Alas, there are still two huge problems with the system as it now exists.

One, the process has lost credibility as the BBWAA's electorate has been detailed. Ten years ago, nobody knew who was actually voting. Now, thanks largely to Maury Brown, we know almost exactly who's voting. And some of the names are pretty shocking: people who haven't covered baseball in a long time, or who never really covered baseball at all. As I said, this doesn't necessarily change the results much. But it looks bad, and looks are half the battle in these things. The BBWAA could fix this, easily. The fact that they haven't does not speak well for the organization. But then, organizations generally aren't good at policing themselves. Who watches the watchers, etc. In this case, the Hall of Fame should already have stepped in and said, "Look, if you don't reform your process, we're going to reform it for you." The fact that they haven't does not speak well for that organization, either.

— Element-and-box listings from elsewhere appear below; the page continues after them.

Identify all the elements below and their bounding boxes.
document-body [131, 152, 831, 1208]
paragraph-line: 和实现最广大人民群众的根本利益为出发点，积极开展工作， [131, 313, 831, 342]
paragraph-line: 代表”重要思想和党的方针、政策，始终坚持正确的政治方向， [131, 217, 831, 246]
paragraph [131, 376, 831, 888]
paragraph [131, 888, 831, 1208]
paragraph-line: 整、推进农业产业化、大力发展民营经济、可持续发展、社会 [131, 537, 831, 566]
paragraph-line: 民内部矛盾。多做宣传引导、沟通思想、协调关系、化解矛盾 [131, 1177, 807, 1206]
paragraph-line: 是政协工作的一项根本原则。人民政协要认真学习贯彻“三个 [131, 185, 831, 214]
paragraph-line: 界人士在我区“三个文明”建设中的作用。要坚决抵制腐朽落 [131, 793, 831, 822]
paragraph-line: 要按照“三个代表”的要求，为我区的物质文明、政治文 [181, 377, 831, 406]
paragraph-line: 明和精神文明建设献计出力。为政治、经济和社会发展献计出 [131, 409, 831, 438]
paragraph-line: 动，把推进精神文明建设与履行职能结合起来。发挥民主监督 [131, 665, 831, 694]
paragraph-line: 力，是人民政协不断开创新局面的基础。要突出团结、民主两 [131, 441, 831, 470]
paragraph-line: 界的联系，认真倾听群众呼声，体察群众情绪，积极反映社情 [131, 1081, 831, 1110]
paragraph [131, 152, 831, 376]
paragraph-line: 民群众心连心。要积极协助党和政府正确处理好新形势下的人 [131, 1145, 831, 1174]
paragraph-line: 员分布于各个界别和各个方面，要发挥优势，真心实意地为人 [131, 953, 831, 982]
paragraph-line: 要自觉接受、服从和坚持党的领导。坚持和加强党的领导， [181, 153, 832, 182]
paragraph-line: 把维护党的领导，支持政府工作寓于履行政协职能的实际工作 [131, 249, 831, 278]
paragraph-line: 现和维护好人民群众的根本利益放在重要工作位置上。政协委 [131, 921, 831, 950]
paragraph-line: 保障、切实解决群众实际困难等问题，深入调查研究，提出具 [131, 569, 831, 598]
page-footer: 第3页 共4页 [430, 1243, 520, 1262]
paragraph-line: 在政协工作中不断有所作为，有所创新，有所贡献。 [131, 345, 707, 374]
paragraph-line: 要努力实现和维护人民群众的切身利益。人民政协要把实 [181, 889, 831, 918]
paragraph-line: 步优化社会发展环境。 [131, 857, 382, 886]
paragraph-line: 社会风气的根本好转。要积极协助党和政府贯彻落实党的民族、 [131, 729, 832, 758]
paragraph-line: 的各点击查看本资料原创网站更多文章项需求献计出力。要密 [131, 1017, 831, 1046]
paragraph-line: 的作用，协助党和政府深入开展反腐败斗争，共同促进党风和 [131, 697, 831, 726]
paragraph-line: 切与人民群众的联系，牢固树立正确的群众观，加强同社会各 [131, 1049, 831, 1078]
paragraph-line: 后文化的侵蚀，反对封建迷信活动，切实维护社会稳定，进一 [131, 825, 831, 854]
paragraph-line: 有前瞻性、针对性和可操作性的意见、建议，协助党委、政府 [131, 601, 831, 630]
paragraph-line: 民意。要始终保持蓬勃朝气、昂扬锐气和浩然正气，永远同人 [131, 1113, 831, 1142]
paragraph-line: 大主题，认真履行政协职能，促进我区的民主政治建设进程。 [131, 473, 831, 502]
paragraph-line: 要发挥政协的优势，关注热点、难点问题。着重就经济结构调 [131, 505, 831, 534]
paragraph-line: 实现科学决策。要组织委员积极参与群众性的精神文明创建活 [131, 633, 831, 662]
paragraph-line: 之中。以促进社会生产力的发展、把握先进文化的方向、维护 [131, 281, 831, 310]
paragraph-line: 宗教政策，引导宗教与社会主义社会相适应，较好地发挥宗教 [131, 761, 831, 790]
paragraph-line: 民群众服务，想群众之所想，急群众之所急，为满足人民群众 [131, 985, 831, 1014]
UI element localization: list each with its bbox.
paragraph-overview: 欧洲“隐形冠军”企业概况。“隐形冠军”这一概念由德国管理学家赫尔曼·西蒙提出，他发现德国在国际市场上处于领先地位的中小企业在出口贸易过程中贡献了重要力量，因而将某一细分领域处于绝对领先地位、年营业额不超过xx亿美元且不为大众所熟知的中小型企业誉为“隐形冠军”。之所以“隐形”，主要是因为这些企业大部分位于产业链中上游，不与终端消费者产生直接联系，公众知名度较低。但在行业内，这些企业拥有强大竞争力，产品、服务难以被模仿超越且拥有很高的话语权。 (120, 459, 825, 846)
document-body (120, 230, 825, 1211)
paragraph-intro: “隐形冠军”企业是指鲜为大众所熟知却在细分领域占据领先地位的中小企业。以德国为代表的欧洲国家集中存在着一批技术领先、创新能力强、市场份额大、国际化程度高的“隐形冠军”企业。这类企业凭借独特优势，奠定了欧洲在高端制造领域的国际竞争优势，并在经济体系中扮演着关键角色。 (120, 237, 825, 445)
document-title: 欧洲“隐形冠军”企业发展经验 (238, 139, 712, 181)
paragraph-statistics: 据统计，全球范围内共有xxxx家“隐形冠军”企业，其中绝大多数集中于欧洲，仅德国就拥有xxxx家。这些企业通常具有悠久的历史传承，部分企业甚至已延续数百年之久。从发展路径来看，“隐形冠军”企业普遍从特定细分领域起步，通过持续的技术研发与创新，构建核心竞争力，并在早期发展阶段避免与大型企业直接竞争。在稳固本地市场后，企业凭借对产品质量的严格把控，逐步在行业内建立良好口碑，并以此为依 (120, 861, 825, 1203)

Two, steroids. If not for steroids, we would be complaining about one player: Tim Raines.

Which is funny, because he might not be one of the 10 best candidates on the ballot this year. Just scanning the list, he probably would make my ballot, in the ninth or tenth slot. But after my top eight or nine, there's a group of candidates that includes Raines, Craig Biggio, Alan Trammell, and Larry Walker, and I have a terribly hard time deciding on just two of them. Without even getting into McGwire and Palmeiro and Edgar Martinez.

There's just this huge logjam, and it's largely due to the unwillingness of the BBWAA to elect players with the stink of steroids about them. Well, maybe not largely. Even if they'd elected Bonds and Clemens and Bagwell and Palmeiro and Piazza and McGwire, there still would be a logjam. But a manageable logjam. Now it's just a big old bloody mess, with no obvious way out. The Hall of Fame could rewrite the voting rules, removing the "morals clause" completely, and most of the voters wouldn't change their minds.

Ultimately, if the Hall of Fame really wants to reform the process and arrive at what most of us believe are legitimate and reasonable results, radical changes must be made. And I don't believe that will happen until the mess gets even bigger and bloodier. So get yourself a bucket of popcorn and find a comfy seat.